19.

5.4K 734 623
                                    




Mycroft.





Inminente estupidez. Mycroft estaba seguro de que terminaría haciendo algo inadecuado o impulsivo. Conocía a su hermano y por más que éste se creyera impasible, frío y un «sociópata», el mayor de los Holmes era consciente de que aquello no eran más que coartadas que desviaban la atención de la verdadera personalidad de Sherlock Holmes, ya la verdad es que era un sentimental empedernido.

Advertirle fue inútil. Y ahora, ¿qué más podría hacer, sino buscarlos hasta tenerle frente a él? Sherlock no respondía las llamadas y tampoco se había presentado a la universidad ese día, y lo supo porque su profesor se había tomado la molestia de dejar un mensaje en la contestadora del apartamento en Baker Street.

«¿Señor Holmes? Me preocupa que usted decidiera faltar este día a clases, ya que, como usted sabe, mañana es la entrega de los proyectos en pareja. Supongo-y espero-que tuvo un inconveniente que se le permitirá justificar el día de mañana.»

Curiosamente, y para su mala fortuna, a Mycroft no le sorprendía la poca responsabilidad y falta de sensatez de su pequeño hermano en cuando a sus escasos deberes. Y si hubiese sido por él, simplemente habría dejado que vagara por los lares de toda Londres como el adulto que alegada firmemente ser. Pero, por órdenes superiores, fue obligado a buscarle.

Y, por órdenes superiores, se refería a su madre.
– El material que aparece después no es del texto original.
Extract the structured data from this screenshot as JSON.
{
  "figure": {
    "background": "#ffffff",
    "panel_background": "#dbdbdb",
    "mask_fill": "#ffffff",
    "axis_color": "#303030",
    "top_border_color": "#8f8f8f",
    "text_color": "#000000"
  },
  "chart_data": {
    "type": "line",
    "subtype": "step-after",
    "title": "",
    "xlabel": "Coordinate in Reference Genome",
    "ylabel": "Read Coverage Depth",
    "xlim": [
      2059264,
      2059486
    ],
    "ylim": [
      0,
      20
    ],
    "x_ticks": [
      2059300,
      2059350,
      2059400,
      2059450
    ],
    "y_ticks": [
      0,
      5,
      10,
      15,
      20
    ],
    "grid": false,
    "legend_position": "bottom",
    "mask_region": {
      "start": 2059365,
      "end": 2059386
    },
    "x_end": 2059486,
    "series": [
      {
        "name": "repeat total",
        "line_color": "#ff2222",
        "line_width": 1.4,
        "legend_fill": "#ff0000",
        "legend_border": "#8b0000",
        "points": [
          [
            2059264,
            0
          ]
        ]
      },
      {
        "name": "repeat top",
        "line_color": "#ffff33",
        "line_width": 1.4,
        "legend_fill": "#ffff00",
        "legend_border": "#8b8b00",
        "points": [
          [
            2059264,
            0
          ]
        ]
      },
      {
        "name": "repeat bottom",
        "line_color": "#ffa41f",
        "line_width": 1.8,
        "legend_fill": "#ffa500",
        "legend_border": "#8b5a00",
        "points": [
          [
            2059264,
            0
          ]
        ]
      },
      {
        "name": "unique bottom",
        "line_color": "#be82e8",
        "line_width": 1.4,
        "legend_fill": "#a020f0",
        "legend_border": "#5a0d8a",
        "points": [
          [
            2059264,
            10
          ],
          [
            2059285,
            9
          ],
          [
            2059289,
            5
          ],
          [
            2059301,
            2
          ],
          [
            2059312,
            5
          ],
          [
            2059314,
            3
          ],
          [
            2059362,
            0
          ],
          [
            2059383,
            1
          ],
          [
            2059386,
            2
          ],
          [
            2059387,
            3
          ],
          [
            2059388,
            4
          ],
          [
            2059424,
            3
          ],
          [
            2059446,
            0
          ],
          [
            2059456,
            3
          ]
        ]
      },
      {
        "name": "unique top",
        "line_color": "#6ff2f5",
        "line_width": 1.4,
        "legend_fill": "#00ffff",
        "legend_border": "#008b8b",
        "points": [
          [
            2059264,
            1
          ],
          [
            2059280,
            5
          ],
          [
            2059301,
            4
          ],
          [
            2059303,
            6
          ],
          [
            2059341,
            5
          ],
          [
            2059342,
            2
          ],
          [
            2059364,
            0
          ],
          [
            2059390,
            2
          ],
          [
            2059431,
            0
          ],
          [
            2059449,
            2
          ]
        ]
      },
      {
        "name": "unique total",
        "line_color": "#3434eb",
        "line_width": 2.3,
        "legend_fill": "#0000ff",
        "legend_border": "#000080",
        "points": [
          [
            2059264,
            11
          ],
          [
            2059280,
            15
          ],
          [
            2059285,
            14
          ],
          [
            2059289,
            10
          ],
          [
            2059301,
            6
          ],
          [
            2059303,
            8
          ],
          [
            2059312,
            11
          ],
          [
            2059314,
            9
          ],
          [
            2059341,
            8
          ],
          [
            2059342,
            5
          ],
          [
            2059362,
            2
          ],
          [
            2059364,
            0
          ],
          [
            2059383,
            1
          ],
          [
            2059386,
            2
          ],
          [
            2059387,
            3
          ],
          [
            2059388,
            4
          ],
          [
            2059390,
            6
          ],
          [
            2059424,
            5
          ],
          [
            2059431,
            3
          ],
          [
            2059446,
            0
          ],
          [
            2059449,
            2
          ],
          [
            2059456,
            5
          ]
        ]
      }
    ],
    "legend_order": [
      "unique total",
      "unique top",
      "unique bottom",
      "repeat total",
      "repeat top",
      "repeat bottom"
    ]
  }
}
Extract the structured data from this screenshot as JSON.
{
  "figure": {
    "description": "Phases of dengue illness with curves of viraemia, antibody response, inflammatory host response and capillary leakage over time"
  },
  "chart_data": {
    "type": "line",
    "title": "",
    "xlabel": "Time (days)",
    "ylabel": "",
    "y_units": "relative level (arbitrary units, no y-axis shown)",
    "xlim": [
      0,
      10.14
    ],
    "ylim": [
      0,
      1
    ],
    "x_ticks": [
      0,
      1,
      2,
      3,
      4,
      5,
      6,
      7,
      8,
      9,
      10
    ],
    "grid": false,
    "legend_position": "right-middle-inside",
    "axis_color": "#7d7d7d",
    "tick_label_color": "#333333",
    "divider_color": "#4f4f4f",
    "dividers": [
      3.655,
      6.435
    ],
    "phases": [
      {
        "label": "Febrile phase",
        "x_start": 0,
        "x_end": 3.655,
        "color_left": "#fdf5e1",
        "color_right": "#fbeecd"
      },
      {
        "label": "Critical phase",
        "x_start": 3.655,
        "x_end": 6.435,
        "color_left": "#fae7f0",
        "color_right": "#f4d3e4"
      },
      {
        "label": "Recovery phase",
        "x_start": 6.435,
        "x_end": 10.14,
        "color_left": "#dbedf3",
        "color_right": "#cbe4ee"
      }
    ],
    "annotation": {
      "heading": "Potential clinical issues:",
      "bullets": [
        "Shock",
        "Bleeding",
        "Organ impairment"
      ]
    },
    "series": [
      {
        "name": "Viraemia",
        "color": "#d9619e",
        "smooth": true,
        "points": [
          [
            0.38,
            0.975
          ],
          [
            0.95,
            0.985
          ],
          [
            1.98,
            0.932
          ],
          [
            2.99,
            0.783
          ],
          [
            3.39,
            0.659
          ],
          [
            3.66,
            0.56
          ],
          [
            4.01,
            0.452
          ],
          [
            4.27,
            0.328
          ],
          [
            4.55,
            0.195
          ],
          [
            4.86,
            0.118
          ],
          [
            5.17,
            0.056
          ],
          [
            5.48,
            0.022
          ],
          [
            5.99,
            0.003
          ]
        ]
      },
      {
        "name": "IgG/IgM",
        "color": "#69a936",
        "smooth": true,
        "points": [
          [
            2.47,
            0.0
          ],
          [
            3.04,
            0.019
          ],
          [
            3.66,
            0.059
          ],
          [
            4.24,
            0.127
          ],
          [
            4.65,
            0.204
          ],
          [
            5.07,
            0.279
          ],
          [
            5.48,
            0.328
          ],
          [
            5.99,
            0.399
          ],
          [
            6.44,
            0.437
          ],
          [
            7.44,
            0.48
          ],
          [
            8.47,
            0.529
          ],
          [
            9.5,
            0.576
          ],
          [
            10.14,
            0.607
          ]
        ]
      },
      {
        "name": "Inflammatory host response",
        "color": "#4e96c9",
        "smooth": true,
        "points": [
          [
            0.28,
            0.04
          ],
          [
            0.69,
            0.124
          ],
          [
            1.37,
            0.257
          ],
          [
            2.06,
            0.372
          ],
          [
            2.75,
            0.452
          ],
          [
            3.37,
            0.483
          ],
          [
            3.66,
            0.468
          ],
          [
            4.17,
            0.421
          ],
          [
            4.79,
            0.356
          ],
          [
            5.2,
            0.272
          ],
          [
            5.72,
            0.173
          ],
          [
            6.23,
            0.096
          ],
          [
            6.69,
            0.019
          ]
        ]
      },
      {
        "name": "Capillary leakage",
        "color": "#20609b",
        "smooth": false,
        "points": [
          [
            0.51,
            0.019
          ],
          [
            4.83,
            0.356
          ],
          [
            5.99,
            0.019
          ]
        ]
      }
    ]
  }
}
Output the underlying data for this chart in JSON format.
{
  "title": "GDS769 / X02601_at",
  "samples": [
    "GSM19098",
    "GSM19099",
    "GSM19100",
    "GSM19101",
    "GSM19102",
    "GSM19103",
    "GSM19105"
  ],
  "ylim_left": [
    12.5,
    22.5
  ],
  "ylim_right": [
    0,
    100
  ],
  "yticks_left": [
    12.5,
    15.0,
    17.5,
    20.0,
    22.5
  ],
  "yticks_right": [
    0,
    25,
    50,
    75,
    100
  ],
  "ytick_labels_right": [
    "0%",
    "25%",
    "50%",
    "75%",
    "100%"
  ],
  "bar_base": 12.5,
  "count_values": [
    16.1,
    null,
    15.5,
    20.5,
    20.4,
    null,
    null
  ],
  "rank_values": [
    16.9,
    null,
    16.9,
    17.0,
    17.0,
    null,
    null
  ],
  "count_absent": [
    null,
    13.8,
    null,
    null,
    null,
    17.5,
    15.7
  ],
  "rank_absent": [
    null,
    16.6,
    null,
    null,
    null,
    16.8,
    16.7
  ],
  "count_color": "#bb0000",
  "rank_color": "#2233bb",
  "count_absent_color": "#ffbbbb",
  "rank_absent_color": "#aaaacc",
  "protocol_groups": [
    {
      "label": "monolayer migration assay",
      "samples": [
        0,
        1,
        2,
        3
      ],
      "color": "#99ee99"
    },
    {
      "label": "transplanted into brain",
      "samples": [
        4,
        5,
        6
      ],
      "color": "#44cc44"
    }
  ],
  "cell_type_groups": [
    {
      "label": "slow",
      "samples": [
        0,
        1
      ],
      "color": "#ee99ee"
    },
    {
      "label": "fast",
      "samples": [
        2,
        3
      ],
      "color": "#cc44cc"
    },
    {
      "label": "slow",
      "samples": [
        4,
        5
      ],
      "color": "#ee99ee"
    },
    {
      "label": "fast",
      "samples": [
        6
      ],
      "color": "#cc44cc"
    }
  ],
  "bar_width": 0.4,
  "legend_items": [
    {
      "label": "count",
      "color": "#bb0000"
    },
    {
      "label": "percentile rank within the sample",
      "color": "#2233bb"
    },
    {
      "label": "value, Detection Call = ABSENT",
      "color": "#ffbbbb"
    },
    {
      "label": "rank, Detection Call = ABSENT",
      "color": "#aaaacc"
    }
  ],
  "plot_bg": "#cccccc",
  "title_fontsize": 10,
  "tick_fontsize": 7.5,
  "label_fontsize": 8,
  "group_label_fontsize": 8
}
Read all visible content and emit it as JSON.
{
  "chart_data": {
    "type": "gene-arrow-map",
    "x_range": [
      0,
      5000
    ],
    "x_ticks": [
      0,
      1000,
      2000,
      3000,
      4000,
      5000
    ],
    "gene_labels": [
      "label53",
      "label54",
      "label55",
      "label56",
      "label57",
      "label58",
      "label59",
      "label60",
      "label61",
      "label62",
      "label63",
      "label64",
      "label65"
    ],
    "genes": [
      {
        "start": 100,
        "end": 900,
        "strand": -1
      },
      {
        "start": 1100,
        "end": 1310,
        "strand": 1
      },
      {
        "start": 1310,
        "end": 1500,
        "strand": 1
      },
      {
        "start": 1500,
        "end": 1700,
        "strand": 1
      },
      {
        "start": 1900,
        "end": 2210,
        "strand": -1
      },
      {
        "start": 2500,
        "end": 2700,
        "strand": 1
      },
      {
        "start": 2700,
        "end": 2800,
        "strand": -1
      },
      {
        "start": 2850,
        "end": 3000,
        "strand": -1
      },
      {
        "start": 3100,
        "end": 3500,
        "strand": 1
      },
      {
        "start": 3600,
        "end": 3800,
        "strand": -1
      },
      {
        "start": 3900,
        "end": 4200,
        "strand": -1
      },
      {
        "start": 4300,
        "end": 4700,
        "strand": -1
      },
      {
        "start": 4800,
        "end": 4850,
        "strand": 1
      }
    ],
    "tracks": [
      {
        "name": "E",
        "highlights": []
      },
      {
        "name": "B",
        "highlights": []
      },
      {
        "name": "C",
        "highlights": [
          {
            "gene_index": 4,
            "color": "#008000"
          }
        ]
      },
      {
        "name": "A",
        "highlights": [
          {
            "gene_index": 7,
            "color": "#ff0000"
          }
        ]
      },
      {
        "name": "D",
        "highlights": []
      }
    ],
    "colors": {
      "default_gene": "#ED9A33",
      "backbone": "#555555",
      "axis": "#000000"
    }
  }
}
    —Estoy demasiado ocupado en este momento como para trabajar de niñero de un hombre malcriado de veintiún años—replicó desde el teléfono, formándosele una mueca de puro disgusto.

    —¡No puedo creer que seas incapaz de hacer un espacio para la familia, Mycroft! Así no fue como te criamos—Mycroft rodó los ojos y exhaló profundo—. Sé la cara que estás haciendo en este mismo instante, jovencito. ¡Es tu hermano! ¿Qué harías si le pasara algo?

    —Celebrar—musitó. A Mycroft le parecía ridículo que su madre siguiera llamándolo jovencito cuando le faltaban tan sólo un par de años para alcanzar los treinta. Además de que lo consideraban como uno de los hombres más importantes para toda Inglaterra. Él era el maldito Gobierno Británico y su progenitora seguía llamándole como si tuviese diez años.

    —¡Mycroft Holmes!

    —¡Bien! Buscaré a ese holgazán.

    —Gracias, querido. Sabía que podía contar contigo—y colgó.

La señora Holmes sabía cómo obtener justamente lo que quería. Mycroft era consciente de ello, y aunque supiera que su madre era una experta en el arte de la manipulación y demás, no podía desobedecerla, por más poderoso e influyente que fuera en todo el país. Así que se tragó su orgullo y dejó pendientes unos cuantos asuntos políticos prácticamente banales para comenzar con la búsqueda de Sherlock Holmes.














Decidió comenzar por la universidad, como punto obvio y para atar cabos sobre la aparente desaparición de su hermano. Porque Mycroft sabía que no estaba secuestrado ni en peligro. Aunque existían alternativas positivas y negativas.

El mayor de los Holmes era consciente de lo erróneo que resulta empezar a armar teorías antes de conocer los hechos reales. Uno empieza a deformar los hechos para que entren en las teorías, en lugar de las teorías a los hechos. Lo sabía. Sherlock también. Pero no pudo evitar sentir un mal presentimiento al asumir el rechazo de John Watson.

Podría estar tirado en uno de los recovecos de algún edificio abandonado, junto a esos vagabundos, influenciándolo a drogarse de nuevo. E imaginar a un Sherlock alienado, con ambas pupilas dilatadas y el cuerpo empapado de frío sudor le causó un estremecimiento.